La lettre de l'immobilier

Novembre 2016

Droit de la construction : les bouleversements après la réforme des obligations

Publié le 25 novembre 2016 à 11h38    Mis à jour le 25 novembre 2016 à 17h37

Charlotte Félizot

La réforme du droit des obligations issue de l’ordonnance n° 2016-131 du 10 février 2016 a consacré, dans une grande mesure, l’évolution de la jurisprudence depuis 1804. Toutefois, certaines innovations pourraient entraîner à terme des bouleversements en matière de droit de la construction. Plusieurs dispositions méritent, à cet égard, d’être analysées.

Par Charlotte Félizot, avocat en droit immobilier. Elle intervient dans tous les domaines du droit immobilier et plus particulièrement en baux commerciaux, baux d’habitation et professionnels, copropriété, construction et assurance-construction.

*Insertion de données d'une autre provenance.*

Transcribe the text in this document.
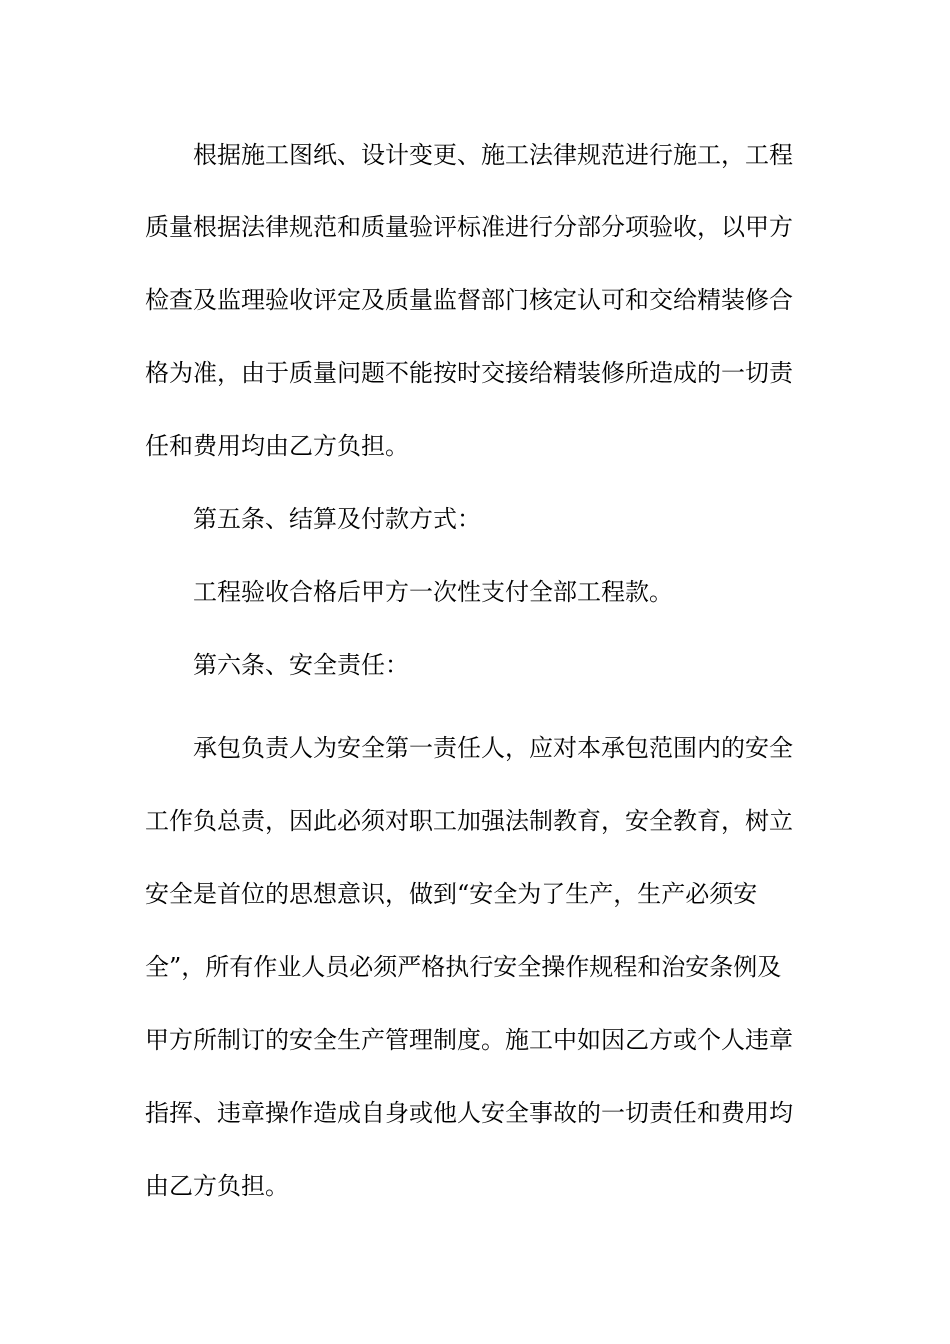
根据施工图纸、设计变更、施工法律规范进行施工，工程
质量根据法律规范和质量验评标准进行分部分项验收，以甲方
检查及监理验收评定及质量监督部门核定认可和交给精装修合
格为准，由于质量问题不能按时交接给精装修所造成的一切责
任和费用均由乙方负担。
第五条、结算及付款方式：
工程验收合格后甲方一次性支付全部工程款。
第六条、安全责任：
承包负责人为安全第一责任人，应对本承包范围内的安全
工作负总责，因此必须对职工加强法制教育，安全教育，树立
安全是首位的思想意识，做到“安全为了生产，生产必须安
全”，所有作业人员必须严格执行安全操作规程和治安条例及
甲方所制订的安全生产管理制度。施工中如因乙方或个人违章
指挥、违章操作造成自身或他人安全事故的一切责任和费用均
由乙方负担。
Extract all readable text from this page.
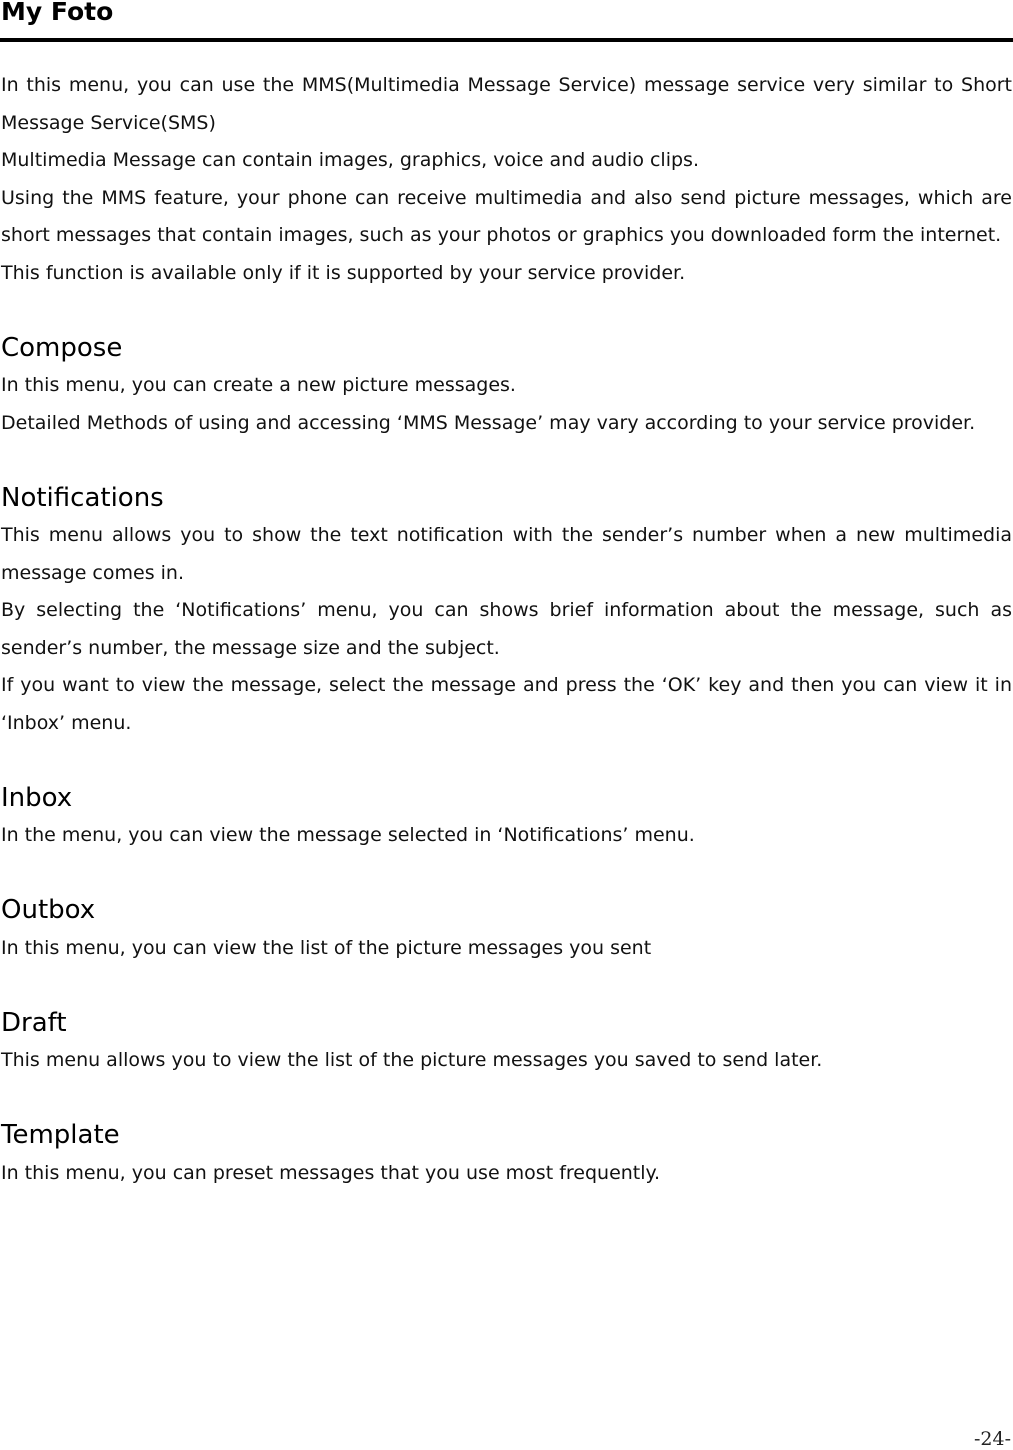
My Foto

In this menu, you can use the MMS(Multimedia Message Service) message service very similar to Short Message Service(SMS)

Multimedia Message can contain images, graphics, voice and audio clips.

Using the MMS feature, your phone can receive multimedia and also send picture messages, which are short messages that contain images, such as your photos or graphics you downloaded form the internet.

This function is available only if it is supported by your service provider.

Compose

In this menu, you can create a new picture messages.

Detailed Methods of using and accessing ‘MMS Message’ may vary according to your service provider.

Notifications

This menu allows you to show the text notification with the sender’s number when a new multimedia message comes in.

By selecting the ‘Notifications’ menu, you can shows brief information about the message, such as sender’s number, the message size and the subject.

If you want to view the message, select the message and press the ‘OK’ key and then you can view it in ‘Inbox’ menu.

Inbox

In the menu, you can view the message selected in ‘Notifications’ menu.

Outbox

In this menu, you can view the list of the picture messages you sent

Draft

This menu allows you to view the list of the picture messages you saved to send later.

Template

In this menu, you can preset messages that you use most frequently.

-24-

Elle est chargée d’enseignement à l’Université de Paris X en matière d’avant-contrats et de baux d’habitation. charlotte.felizot@cms-bfl.com 

Les articles 1186 et 1187 du Code civil entérinent une conception large de la caducité. L’alinéa 2 de l’article 1186 prévoit ainsi la caducité des contrats liés même entre contractants «professionnels». La caducité dans les ensembles contractuels, sans référence expresse à une exigence d’indivisibilité, pourrait avoir un impact non négligeable en droit de la construction dans les opérations immobilières complexes, notamment en matière de sous-traitance.

Par ailleurs, une des nouveautés majeures de la réforme est la consécration par l’article 1195 du Code civil de la théorie de l’imprévision, c’est-à-dire la possibilité de prendre en compte des modifications de fait ou de droit postérieures à la signature du contrat et qui en modifient profondément ou en bouleversent l’exécution1. Cependant, cette théorie dont les conditions d’application sont imprécises ne devrait pas avoir un impact considérable en matière de contrats de construction. En effet, dans les contrats internationaux, une clause dite de «hardship» est fréquemment stipulée et, dans les contrats nationaux, il est souvent fait référence à la norme Afnor NFP 001, laquelle stipule que l’entrepreneur doit prendre à sa charge les travaux normalement prévisibles. A contrario, il peut demander un supplément de prix pour ceux qui, précisément, n’étaient pas prévisibles et même si le surcoût n’était pas excessivement onéreux. En tout état de cause, eu égard aux imprécisions du régime légal, il est vivement recommandé de prévoir une clause contractuelle permettant soit d’exclure le jeu de l’imprévision, soit de mieux border son régime ainsi que les conditions et les conséquences de la révision. En outre, se pose la question de savoir comment l’article 1195 du Code civil va se combiner avec l’article 1793 du même code relatif aux marchés à forfait, lesquels excluent tout supplément de prix même dans l’hypothèse d’un changement de circonstances économiques. Néanmoins, la conciliation entre ces deux textes devrait être possible, en considérant que le recours au marché à forfait constitue une modalité d’acceptation des risques au sens de l’article 1195 précité, qui exclut le recours à l’imprévision.

Enfin, l’article 1217 du Code civil laisse au créancier d’une obligation inexécutée un large choix quant aux sanctions qu’il peut demander, notamment la possibilité de poursuivre l’exécution en nature. Toutefois, l’article 1221 dudit code précise que cette dernière peut être écartée si elle est impossible ou si son coût s’avère manifestement déraisonnable. Cette disposition pourrait avoir un impact considérable en matière de droit de la construction. En effet, même lorsque l’imprévision ne pourra pas être retenue, des événements rendant trop difficile l’exécution en nature du contrat permettront d’y échapper et de ne dédommager le créancier que financièrement. Ce texte pourrait conduire, si la jurisprudence l’applique largement, les constructeurs à refuser d’exécuter en nature des contrats devenus trop onéreux. Cela inviterait à s’interroger sur les obligations des cautions, dès lors que les garants d’achèvement et de livraison ne peuvent, aux termes de l’article 2290 du Code civil, être placés dans une situation moins bonne que celle du débiteur.

Ces dispositions, comme beaucoup d’autres, nécessiteront une interprétation des juges du fond et de la Cour de cassation.

1. A rapprocher – Article 6.1.1.1 des «Principes du droit européen des contrats» – Principes Unidroit (articles 6.2.2 et 6.2.3 de la version 2010).